In the period immediately after Roe v. Wade, it was very common in most abortion settings for designated counselors or physicians to have the opportunity for open-ended discussion with a patient. This kind of encounter, which goes beyond offering the patient the requisite informed consent information and ascertaining she has not been coerced into the decision, has been difficult for many facilities to sustain over the years for various reasons, not the least being that in many states patient-doctor time is eaten up by doctors having to impart to patients legislatively mandated scripts about abortion, many of which contain blatant falsehoods. Nevertheless, most abortion facilities with which I am familiar make every effort to offer additional conversational time to patients who seem most in need of it.

What do these efforts to maintain meaningful provider-patient conversations have to do with Live Action, the anti-abortion group notorious for its undercover “investigations” of abortion clinics? For several years, Live Action operatives, pretending to be prospective abortion patients, have gone into clinics, questioning various levels of staff about abortion policies and procedures, and when their hidden cameras manage to catch a staff person making an inopportune comment, the organization triumphantly posts videos (typically highly edited) of these visits.

The latest Live Action “gotcha” moment is in a video of Dr. Leroy Carhart, one of the few providers in the United States who openly provides post-24-week abortions in selected circumstances, and as such is a longstanding target of the anti-abortion movement. In the video, Carhart is repeatedly grilled by a would-be patient, who portrays herself as 26 weeks pregnant, as to the procedure he would use in a pregnancy of that gestation. In response to the woman’s stated concern that a fetus whose demise has been caused by injection “would decay inside of her,” Carhart seeks to reassure her, at one point saying the fetus would soften like “meat in a Crock-Pot.” Predictably, Live Action, and subsequently other anti-abortion groups, have seized upon this statement and used it to further their campaign of what might be called the “Gosnellization” of individuals who provide later abortions—that is, to claim that Carhart and his colleagues are no different than the rogue doctor now on trial in Philadelphia for dangerous and illegal practices.

But Leroy Carhart and Kermit Gosnell could not be more different as abortion providers. As the New York Times pointed out in its coverage of this incident, “[T]he video provides no evidence of illegal action or subpar medical techniques.” Tracy Weitz, my University of California, San Francisco colleague, further pointed out to the paper the evident concern that Carhart exhibited toward the (imposter) patient, and offered this context to his “Crock-Pot” remark: “Doctors struggle to find terminology to help a client understand what’s happening, and while it may seem wrong to us, it may be appropriate for that conversation.” (The recent film After Tiller also amply demonstrates Dr.
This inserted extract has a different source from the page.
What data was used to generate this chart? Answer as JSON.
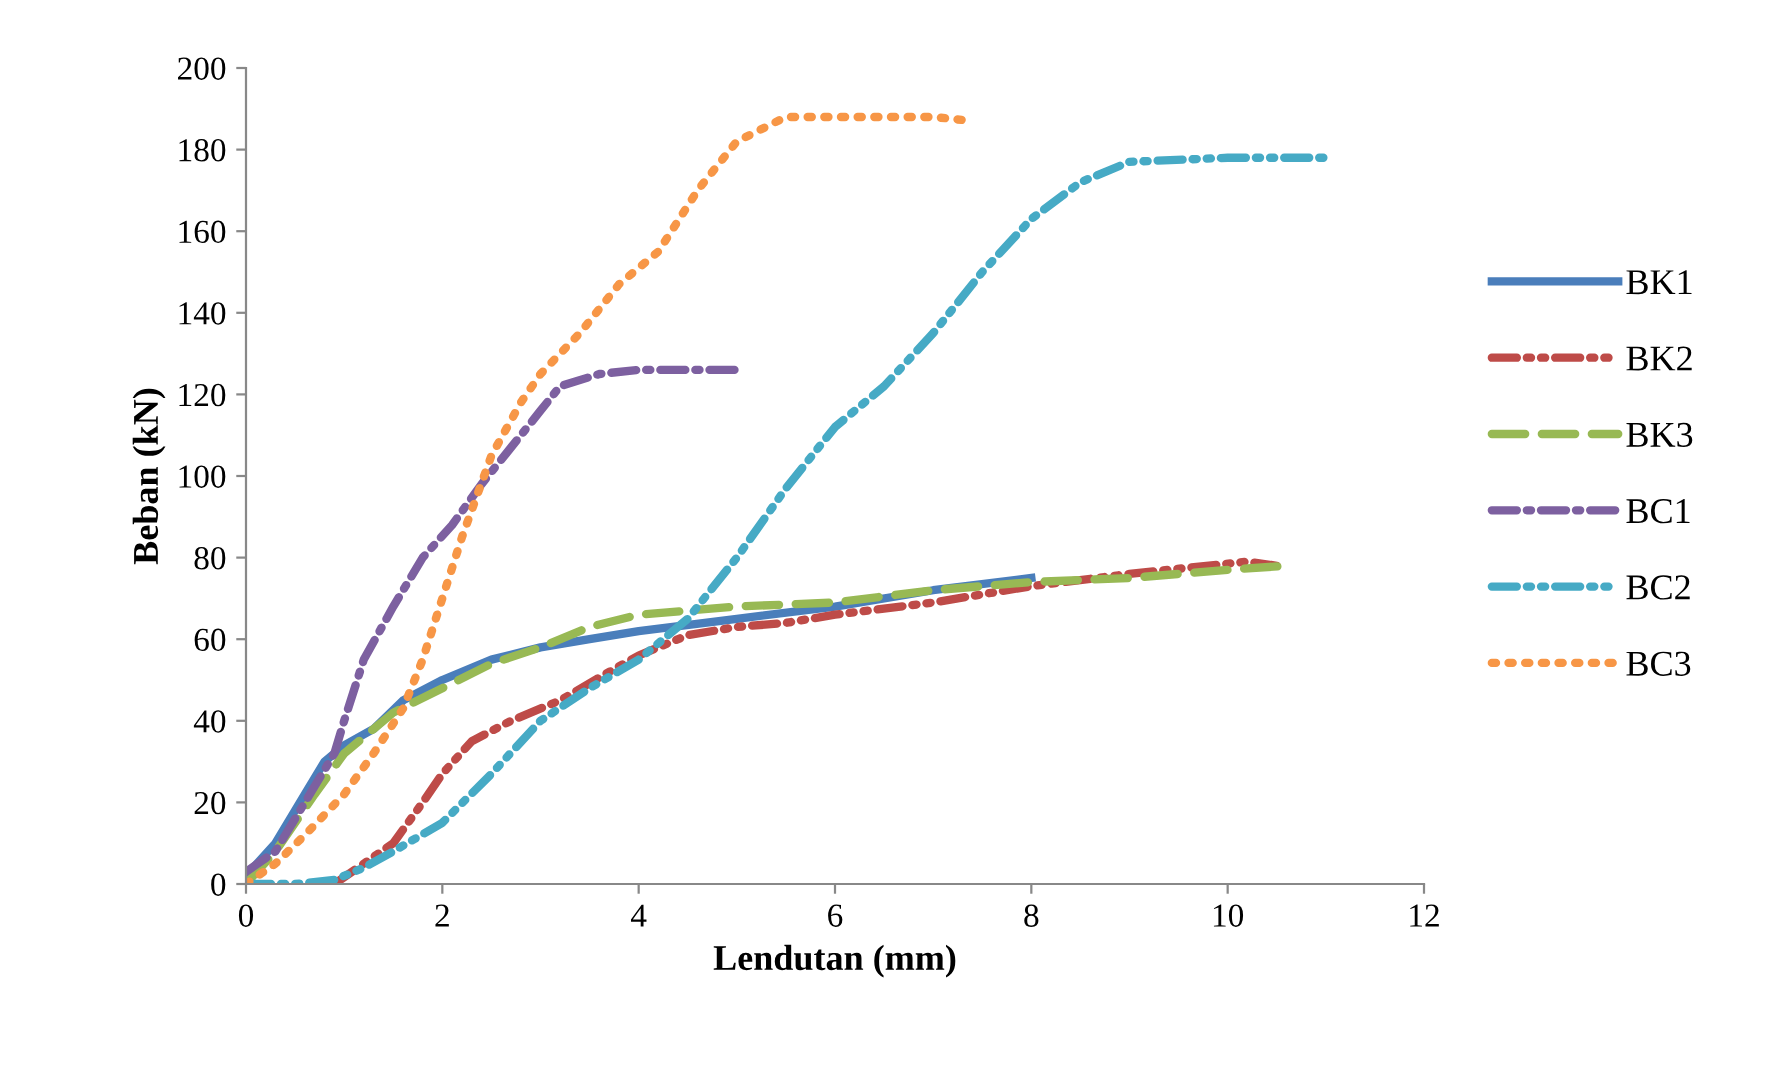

Carhart’s compassionate relationship with patients.)

What will be the upshot of this latest Live Action incident? Dr. Carhart, who previously provided later abortions in the clinic of Dr. George Tiller in Kansas before Tiller was assassinated, will not be deterred from his “mission” to carry on his friend’s work, as the former military surgeon often puts it. In the years since he decided to devote himself full-time to abortion work, Carhart has had extremists burn down his barn with 17 horses inside, seen the state of Nebraska pass a law deliberately aimed at preventing him from performing abortions after 20 weeks’ gestation, and is subject to constant protestors at his two clinics as well as vilification in anti-abortion media.
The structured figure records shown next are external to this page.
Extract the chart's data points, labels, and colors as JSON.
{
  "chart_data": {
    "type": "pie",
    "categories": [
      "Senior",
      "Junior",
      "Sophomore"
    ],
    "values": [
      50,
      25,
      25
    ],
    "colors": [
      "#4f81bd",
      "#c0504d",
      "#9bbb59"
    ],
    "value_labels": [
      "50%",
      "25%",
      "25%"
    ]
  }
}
But while Dr. Carhart will continue with his work, I do fear that a possible consequence of these well-publicized Live Action videos may be a chilling effect on the free and open conversation between clinic staff and patients that is such an important part of abortion care. Should this occur, I have no doubt the anti-abortion movement will declaim self-righteously about the “coldness” and “impersonality” of abortion facilities.